Average performance as a function of the fraction of samples missing data in mRNA expression. The top plot shows the results of enriched clinical parameters and the bottom plot shows the results of survival analysis
In general, the proposed DSML can obtain the cancer subtypes with statistically significant difference in survival profiles and significant clinical enrichment. Moreover, DSML can effectively solve the problem of partial-level omics data. Hence, DSML is a powerful framework for predicting cancer subtypes.
4 Conclusion
Cancer subtypes prediction plays an important role in personalized medicine framework, since stratifying patients correctly into subtypes can provide more targeted treatment and it would ultimately lead to better survival rates of patients. Integrating multiple level omics data can significantly improve clinical outcome predictions, since cancer is a phenotypic end-point incident cumulated via multiple levels in biological system from genome to proteome. In this study, a method called DSML has been proposed for subtype’s prediction by integrating multi-level omics data. DSML employs deep neural networks by incorporating subspace learning and mutual learning to recover the intrinsic similarity relationships among intra-level and across level data, and then adopts spectral clustering to predict patient subtypes. DSML can extract discriminative features simultaneously from multiple branch parts and fuze features via main-stem part. The mutual learning strategy provides an effective solution to the problem of partial-level data missing. Experimental results on five TCGA multiple omics datasets clearly indicate that DSML has better integrative performance compared to other relevant technologies. Moreover, DSML also effectively overcomes the prediction issues related to single-level omics data and partial-level omics data. Thus, DSML is a more general framework for multi-level omics data integrative analysis. As a scope of future work, we plan to involve protein–protein interaction networks to improve the interpretability of integrative strategy.
Acknowledgements
We would like to thank Shuhui Liu for useful conversations.
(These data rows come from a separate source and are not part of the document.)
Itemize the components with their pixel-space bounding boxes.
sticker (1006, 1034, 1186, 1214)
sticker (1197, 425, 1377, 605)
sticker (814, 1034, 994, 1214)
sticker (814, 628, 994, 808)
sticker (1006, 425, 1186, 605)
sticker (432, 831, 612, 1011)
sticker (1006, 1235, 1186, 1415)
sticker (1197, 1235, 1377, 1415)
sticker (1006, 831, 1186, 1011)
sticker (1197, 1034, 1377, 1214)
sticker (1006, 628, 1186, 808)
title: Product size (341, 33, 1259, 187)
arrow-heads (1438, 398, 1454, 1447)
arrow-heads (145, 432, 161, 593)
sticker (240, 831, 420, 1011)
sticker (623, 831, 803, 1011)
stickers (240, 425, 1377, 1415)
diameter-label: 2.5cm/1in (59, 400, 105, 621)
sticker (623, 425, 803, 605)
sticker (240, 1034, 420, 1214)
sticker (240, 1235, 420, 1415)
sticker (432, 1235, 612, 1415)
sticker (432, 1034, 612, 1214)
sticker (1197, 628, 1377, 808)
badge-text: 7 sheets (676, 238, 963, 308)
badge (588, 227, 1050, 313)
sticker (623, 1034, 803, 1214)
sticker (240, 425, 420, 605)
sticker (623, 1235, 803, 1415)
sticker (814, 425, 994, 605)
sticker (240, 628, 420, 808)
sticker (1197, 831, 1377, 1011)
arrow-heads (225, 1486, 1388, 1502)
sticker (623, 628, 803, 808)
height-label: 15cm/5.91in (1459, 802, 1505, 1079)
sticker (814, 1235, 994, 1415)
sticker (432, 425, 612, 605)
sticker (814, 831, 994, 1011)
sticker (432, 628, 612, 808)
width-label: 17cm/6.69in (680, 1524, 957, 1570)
We are grateful to anonymous reviewers for their many helpful and constructive comments that improved the presentation of the article.
Funding
This work was supported by National Natural Science Foundation of China (NSFC) Grant (61806159, 61972312); Xi’an Municipal Science and Technology Program (2020KJRC0027); Natural Science Basic Research Program of Shaanxi (2020JM-575); and Doctoral Scientific Research Foundation of Xi’an Polytechnic University (BS202108).
Conflict of Interest: none declared.